In the year to date (January-April 2025), the total number of EVs delivered in Italy was 56,070 units, an increase of 59.5%. Despite this growth, ICE-powered vehicles still account for a majority of the market, making up 37.7% of the market, down from 45.6% in April 2024. Diesel models saw a greater drop of 26.3%, taking a 10.3% share, down 4pp.

The Italian new-car market showed a 2.7% year-on-year growth in April 2025, with 139,142 units delivered. As the Ecobonus continues to encourage EV adoption in Italy, it is expected that the country will gradually close the gap with its leading European counterparts in the adoption of electrified vehicles.

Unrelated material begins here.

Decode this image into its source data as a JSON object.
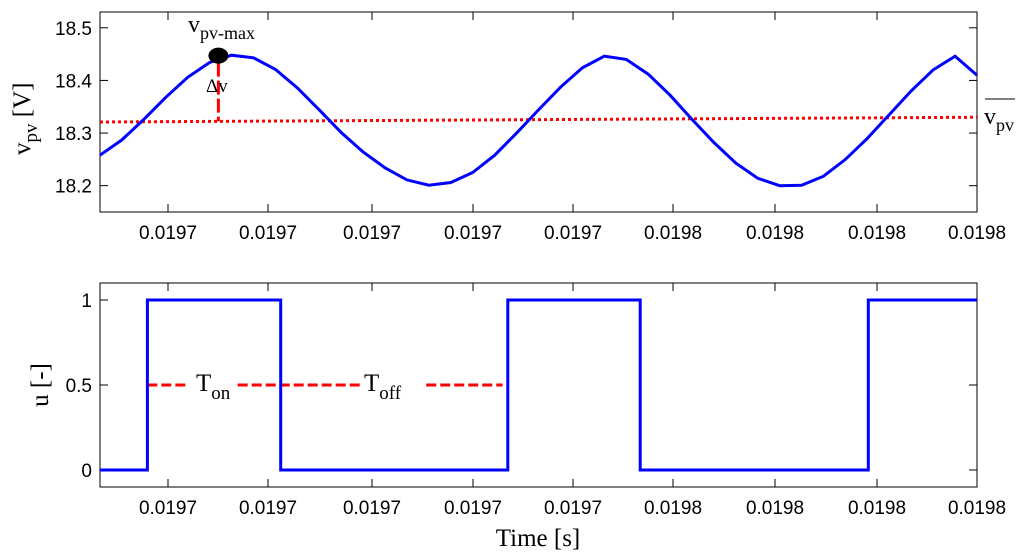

Sources: [1] European Automobile Manufacturers Association (ACEA) [2] Reuters [3] Autocar Italia [4] Eurobarometer survey on Mobility and Transport in Europe

  1. The growth trend in electric vehicle market shares in major European countries, particularly in Italy, can be linked to the delayed implementation of the Italian Government's EV purchase incentives.
  2. In April 2025, there was a notable increase in both BEV and PHEV registrations in Italy, suggesting a recovery in the EV market after a slump in the first five months of the year.
  3. The surge in PHEV registrations in June 2025 is a Europe-wide trend, indicating a growing consumer preference for versatile electric vehicles amid infrastructural challenges and cautious uptake in some markets.
  4. Despite the significant growth in EV deliveries in Italy in the first four months of 2025, internal combustion engine (ICE)-powered vehicles still account for a majority of the market, although their share has decreased compared to the previous year.